Fille de la révolution des 17 décembre 2010 – 14 janvier 2011, l’association BEITY pour les femmes sans domicile s’est fixée le but d’en servir les revendications de dignité, de liberté et de justice sociale en édifiant en Médina, en plein centre historique de la ville de Tunis, un lieu d’hébergement des femmes sans domicile. Avec la chute du régime de Ben Ali et son appareil répressif, ont surgi, au grand jour, dans les villes du pays, les figures de la pauvreté et de l’exclusion, celles de la mendicité, de l’errance et du «sans abrisme». Phénomènes longtemps occultés et réprimés par un régime autoritaire, ils sont aujourd’hui une des caractéristiques de l’espace public, tout particulièrement dans le Grand Tunis, territoire de 2.778.257 habitants sur 11.434.994, représentant plus du quart de la population nationale[1].

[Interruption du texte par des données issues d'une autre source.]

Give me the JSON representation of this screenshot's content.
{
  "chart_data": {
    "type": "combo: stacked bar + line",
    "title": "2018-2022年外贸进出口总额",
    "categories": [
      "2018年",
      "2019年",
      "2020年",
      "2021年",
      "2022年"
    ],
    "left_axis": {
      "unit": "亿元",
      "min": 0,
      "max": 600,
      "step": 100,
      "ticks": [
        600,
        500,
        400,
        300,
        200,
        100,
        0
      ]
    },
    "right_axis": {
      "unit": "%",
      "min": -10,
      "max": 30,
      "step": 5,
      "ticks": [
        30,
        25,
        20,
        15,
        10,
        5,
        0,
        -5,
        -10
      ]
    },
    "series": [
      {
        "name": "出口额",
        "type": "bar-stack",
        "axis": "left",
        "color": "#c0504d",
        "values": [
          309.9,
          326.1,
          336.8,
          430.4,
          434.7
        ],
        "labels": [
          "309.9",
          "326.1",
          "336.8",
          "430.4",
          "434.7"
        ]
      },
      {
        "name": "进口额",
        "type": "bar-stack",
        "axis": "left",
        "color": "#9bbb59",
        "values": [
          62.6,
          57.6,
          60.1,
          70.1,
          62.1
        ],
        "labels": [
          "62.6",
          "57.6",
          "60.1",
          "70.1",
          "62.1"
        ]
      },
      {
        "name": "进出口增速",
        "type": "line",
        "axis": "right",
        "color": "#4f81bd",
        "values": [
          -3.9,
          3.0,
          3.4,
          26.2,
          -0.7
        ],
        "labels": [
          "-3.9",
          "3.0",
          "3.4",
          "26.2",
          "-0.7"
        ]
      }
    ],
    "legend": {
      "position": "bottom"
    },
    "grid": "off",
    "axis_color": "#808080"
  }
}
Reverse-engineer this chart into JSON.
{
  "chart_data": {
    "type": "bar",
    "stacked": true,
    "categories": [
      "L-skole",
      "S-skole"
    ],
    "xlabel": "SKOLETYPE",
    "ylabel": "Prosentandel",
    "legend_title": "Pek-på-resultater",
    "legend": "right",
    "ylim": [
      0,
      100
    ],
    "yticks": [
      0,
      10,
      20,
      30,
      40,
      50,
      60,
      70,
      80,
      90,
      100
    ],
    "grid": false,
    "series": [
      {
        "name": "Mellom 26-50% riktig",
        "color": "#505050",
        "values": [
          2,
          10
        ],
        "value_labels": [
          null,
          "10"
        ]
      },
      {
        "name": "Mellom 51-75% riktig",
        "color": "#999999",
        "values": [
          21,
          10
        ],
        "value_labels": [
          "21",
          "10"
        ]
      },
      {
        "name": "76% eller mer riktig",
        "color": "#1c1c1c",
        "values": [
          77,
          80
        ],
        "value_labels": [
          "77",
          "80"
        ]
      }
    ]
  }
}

L’urgence a imposé le développement, en décembre 2015, d’un Samu social au sein du Centre d’Encadrement et d’Orientation Sociale de Tunis à  Zahrouni. Entre 2017 et 2018, au total 436 personnes ont été rencontrées lors des tournées dans les 11 secteurs identifiés. Durant l’année 2017, sur les 339 personnes, 70% sont des hommes, de nationalité tunisienne, âgés de 45 ans, de milieu urbain, avec un niveau d’instruction ne dépassant pas le cycle primaire. Si pour l’ensemble, la cause première de la « sortie » en rue est, sur déclaration, les privations économiques (perte de l’emploi, absence de revenus, privation de l’héritage, disparition du soutien familial, etc.), pour les femmes, ce sont les violences de genre qui arrivent en tête avec 36%, taux obtenu par cumul des violences « physiques et verbales ».  Quoiqu’« accablant », ce taux n’est pas surprenant tant il corrobore les résultats des deux enquêtes nationales de 2010 et de 2015 sur les violences faites aux femmes, révélant qu’une femme sur deux est victime de violences de tous genres dans l’espace privé (47,6%) comme dans l’espace public (53%). En fait, les raisons évoquées sont multiples et souvent intriquées : la précarité économique (38%), les situations de conflit familial (27%), la maladie chronique ou le handicap (20%), la perte du logement (10%), l’isolement. 89% des personnes rencontrées sont seules : célibataires, veuves, divorcées, séparées, sans soutien familial.[2]